Jose Altuve silences Stadium boobirds with HR off Chad Green to beat Yankees
Jose Altuve, for one day anyway, got the best of Yankees’ fans who in general made his life miserable the last three days.
Booed, heckled and chanted at in mostly expletive-laden terms seemingly since the Stadium gates opened at 5:30 p.m. Tuesday before the first game of this series, Altuve exacted a measure of revenge Thursday afternoon with a three-run homer with one out in the eighth inning off Chad Green, paving the way for a 7-4 Astros victory in front of a disappointed crowd of 10,042.
"It’s a go-ahead homer," Green said of allowing it to Altuve, clearly enemy No. 1 among Yankees fans when it comes to the Astros' sign-stealing scandal. "It stings just as bad if it’s the leadoff hitter or the nine-hole."
The loss snapped a five-game winning streak for the Yankees (16-15), who were unable to complete a three-game sweep of the Astros (16-15).
With Gerrit Cole turning in another standout start – not as dominant as some of his others this season but still good enough – and Giancarlo Stanton and Clint Frazier homering, Green came on for the eighth charged with protecting a 3-2 lead (Frazier’s two-run homer in the fourth snapped a 1-1 tie; Stanton’s homer in the third off Lance McCullers, his third in as many days and team-best ninth, extended his hitting streak to 12 and made it 1-0).
Green, bringing a 1.02 ERA in 14 games into the game, walked Kyle Tucker to start the inning. Pinch hitter Aledmys Diaz hit one to third where Gio Urshela made a nice diving stop but his throw came in low to Mike Ford, who did a poor job coming off the bag for it. The ball skittered away, putting runners on the corners with none out. After striking out Martin Maldonado, Altuve, celebrating his 31st birthday Thursday, stepped in. The second baseman, 2-for-11 to that point of the series and serenaded by a boisterous "Cheater! Cheater!" chant, turned on a full-count fastball, which came in at 96-mph, and yanked it to left-center, his third homer making it 5-3. It was the third homer allowed by Green this season, but the reliever repeatedly kicked himself afterward for the walk.
"A leadoff walk in that situation comes back to bite you and then stuff can happen and it did happen," Green said. "That inning should never even get to Altuve and it did."
Gleyber Torres’ mad dash around the bases in the bottom half, when he scored from first on an infield single, cut the Yankees’ deficit to 5-4 but Martin Maldonado’s two-out, two-run homer in the ninth off Justin Wilson extended the Houston lead to 7-4. That made it the rarest of days so far this season in which the Yankees’ bullpen didn’t get the job done, a group that came into the day with the lowest bullpen ERA (2.24), opponents’ batting average (.179) and WHIP (0.94) in the big leagues.
Gerrit Cole, of course, had been getting the job done all season.

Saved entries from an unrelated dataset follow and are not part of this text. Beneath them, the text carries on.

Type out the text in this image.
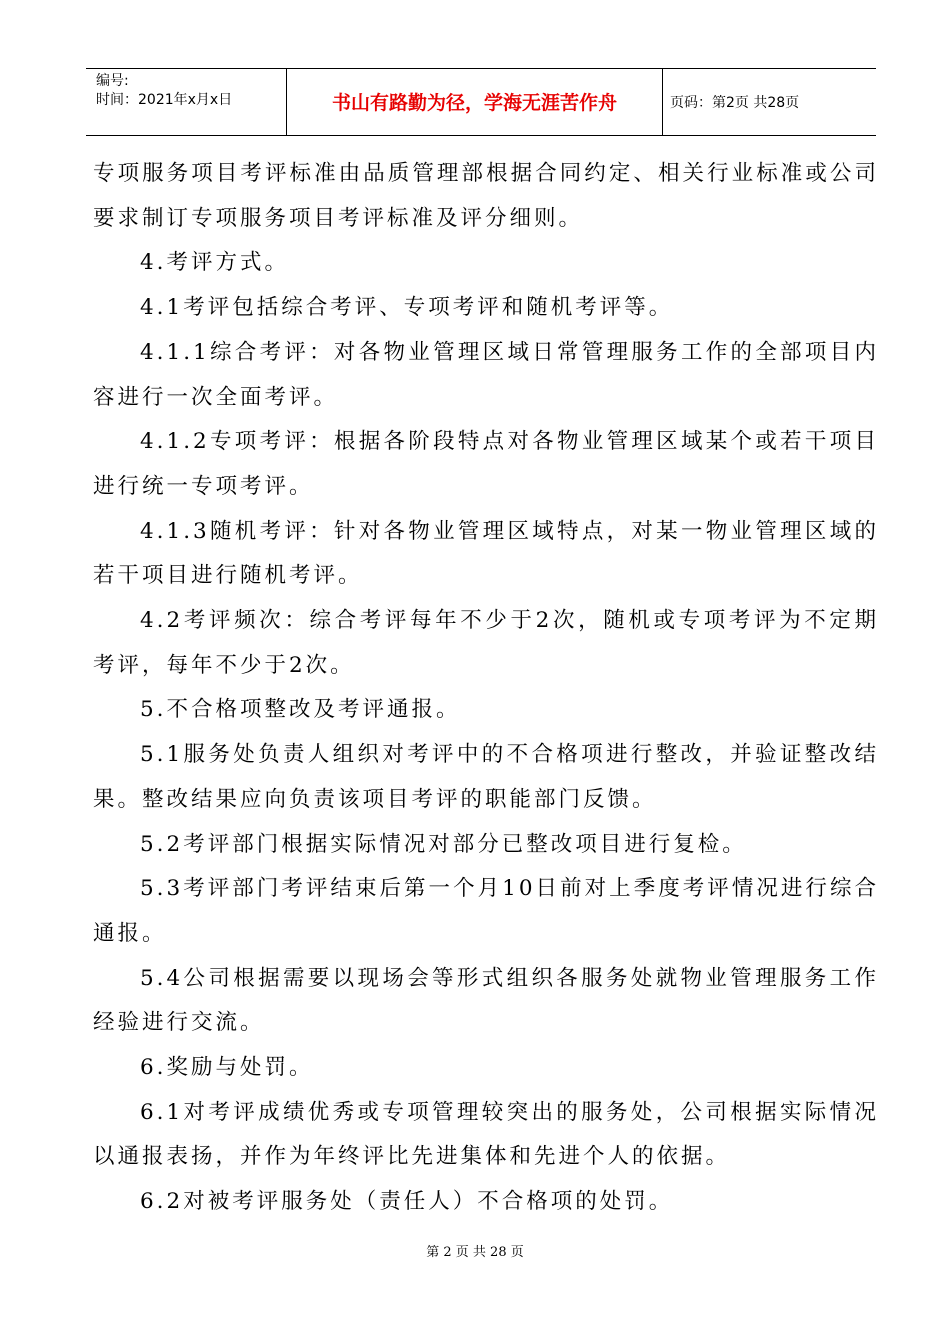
编号:
时间：2021年x月x日	书山有路勤为径，学海无涯苦作舟	页码：第2页 共28页

专项服务项目考评标准由品质管理部根据合同约定、相关行业标准或公司要求制订专项服务项目考评标准及评分细则。

4.考评方式。

4.1考评包括综合考评、专项考评和随机考评等。

4.1.1综合考评：对各物业管理区域日常管理服务工作的全部项目内容进行一次全面考评。

4.1.2专项考评：根据各阶段特点对各物业管理区域某个或若干项目进行统一专项考评。

4.1.3随机考评：针对各物业管理区域特点，对某一物业管理区域的若干项目进行随机考评。

4.2考评频次：综合考评每年不少于2次，随机或专项考评为不定期考评，每年不少于2次。

5.不合格项整改及考评通报。

5.1服务处负责人组织对考评中的不合格项进行整改，并验证整改结果。整改结果应向负责该项目考评的职能部门反馈。

5.2考评部门根据实际情况对部分已整改项目进行复检。

5.3考评部门考评结束后第一个月10日前对上季度考评情况进行综合通报。

5.4公司根据需要以现场会等形式组织各服务处就物业管理服务工作经验进行交流。

6.奖励与处罚。

6.1对考评成绩优秀或专项管理较突出的服务处，公司根据实际情况以通报表扬，并作为年终评比先进集体和先进个人的依据。

6.2对被考评服务处（责任人）不合格项的处罚。

第 2 页 共 28 页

He came in 4-1 with a 1.43 ERA – with 62 strikeouts in 37 2/3 innings, the most strikeouts over the first six starts by any Yankees pitcher in franchise history – that performance earning him AL Pitcher of the Month honors.
He did not have that kind of swing-and-miss stuff Thursday, but nonetheless had his team in position to win late, allowing two runs and five hits over seven innings, his ERA ticking up to 1.61. Two of the hits were homers hit by Yordan Alvarez.

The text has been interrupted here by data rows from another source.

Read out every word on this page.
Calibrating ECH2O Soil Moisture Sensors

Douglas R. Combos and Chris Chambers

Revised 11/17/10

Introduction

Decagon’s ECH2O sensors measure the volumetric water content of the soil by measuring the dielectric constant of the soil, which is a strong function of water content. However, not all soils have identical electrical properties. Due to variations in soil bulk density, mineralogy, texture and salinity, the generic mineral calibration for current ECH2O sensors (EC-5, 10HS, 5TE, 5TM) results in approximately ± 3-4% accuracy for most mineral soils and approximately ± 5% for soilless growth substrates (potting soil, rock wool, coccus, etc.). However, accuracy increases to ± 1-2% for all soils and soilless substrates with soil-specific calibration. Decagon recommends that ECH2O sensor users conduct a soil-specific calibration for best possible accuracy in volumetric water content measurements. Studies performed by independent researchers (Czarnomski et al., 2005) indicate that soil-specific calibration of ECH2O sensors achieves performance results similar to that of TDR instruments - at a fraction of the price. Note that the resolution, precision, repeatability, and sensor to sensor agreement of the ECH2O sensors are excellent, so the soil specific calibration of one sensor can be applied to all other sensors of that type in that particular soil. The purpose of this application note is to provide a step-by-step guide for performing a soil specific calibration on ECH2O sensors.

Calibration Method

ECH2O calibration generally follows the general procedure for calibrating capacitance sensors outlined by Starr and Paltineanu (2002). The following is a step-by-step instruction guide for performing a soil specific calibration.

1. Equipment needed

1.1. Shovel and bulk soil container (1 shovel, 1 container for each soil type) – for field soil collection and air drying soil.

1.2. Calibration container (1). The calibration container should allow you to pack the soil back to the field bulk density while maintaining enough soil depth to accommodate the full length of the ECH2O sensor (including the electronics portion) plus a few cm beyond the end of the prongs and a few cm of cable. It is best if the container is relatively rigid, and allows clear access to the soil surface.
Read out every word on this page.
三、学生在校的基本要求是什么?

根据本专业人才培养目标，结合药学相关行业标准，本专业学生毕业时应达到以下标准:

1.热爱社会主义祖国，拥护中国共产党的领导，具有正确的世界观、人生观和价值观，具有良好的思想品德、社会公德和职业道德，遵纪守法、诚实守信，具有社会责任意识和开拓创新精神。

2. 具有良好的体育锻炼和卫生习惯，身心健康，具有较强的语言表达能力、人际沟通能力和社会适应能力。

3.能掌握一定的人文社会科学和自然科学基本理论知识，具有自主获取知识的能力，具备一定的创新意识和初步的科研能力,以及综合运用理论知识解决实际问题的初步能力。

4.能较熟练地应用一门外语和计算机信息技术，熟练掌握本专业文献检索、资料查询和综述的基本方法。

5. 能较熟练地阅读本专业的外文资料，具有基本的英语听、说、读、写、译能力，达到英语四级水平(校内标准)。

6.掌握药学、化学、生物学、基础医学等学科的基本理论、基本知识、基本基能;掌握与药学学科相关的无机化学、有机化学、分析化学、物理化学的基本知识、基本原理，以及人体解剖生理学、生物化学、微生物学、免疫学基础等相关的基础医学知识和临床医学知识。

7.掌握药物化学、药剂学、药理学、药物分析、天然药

The designated hitter’s second blast, in the seventh, cut the Astros’ deficit to 3-2, setting up the craziness that would follow.
Cole struck out four, which ended at 15 his streak of striking out at least seven batters, tied with Pedro Martinez and Nolan Ryan for the second-longest such stretch by a starter in AL history, six shy of Shane Bieber's current streak.
"It was tough," Cole said of facing a team he pitched for from 2018-19. "They put together a lot of good at-bats. I felt like I played chess out there for a couple of hours. Always enjoyable to go up against some of the best competition. It was a good fight."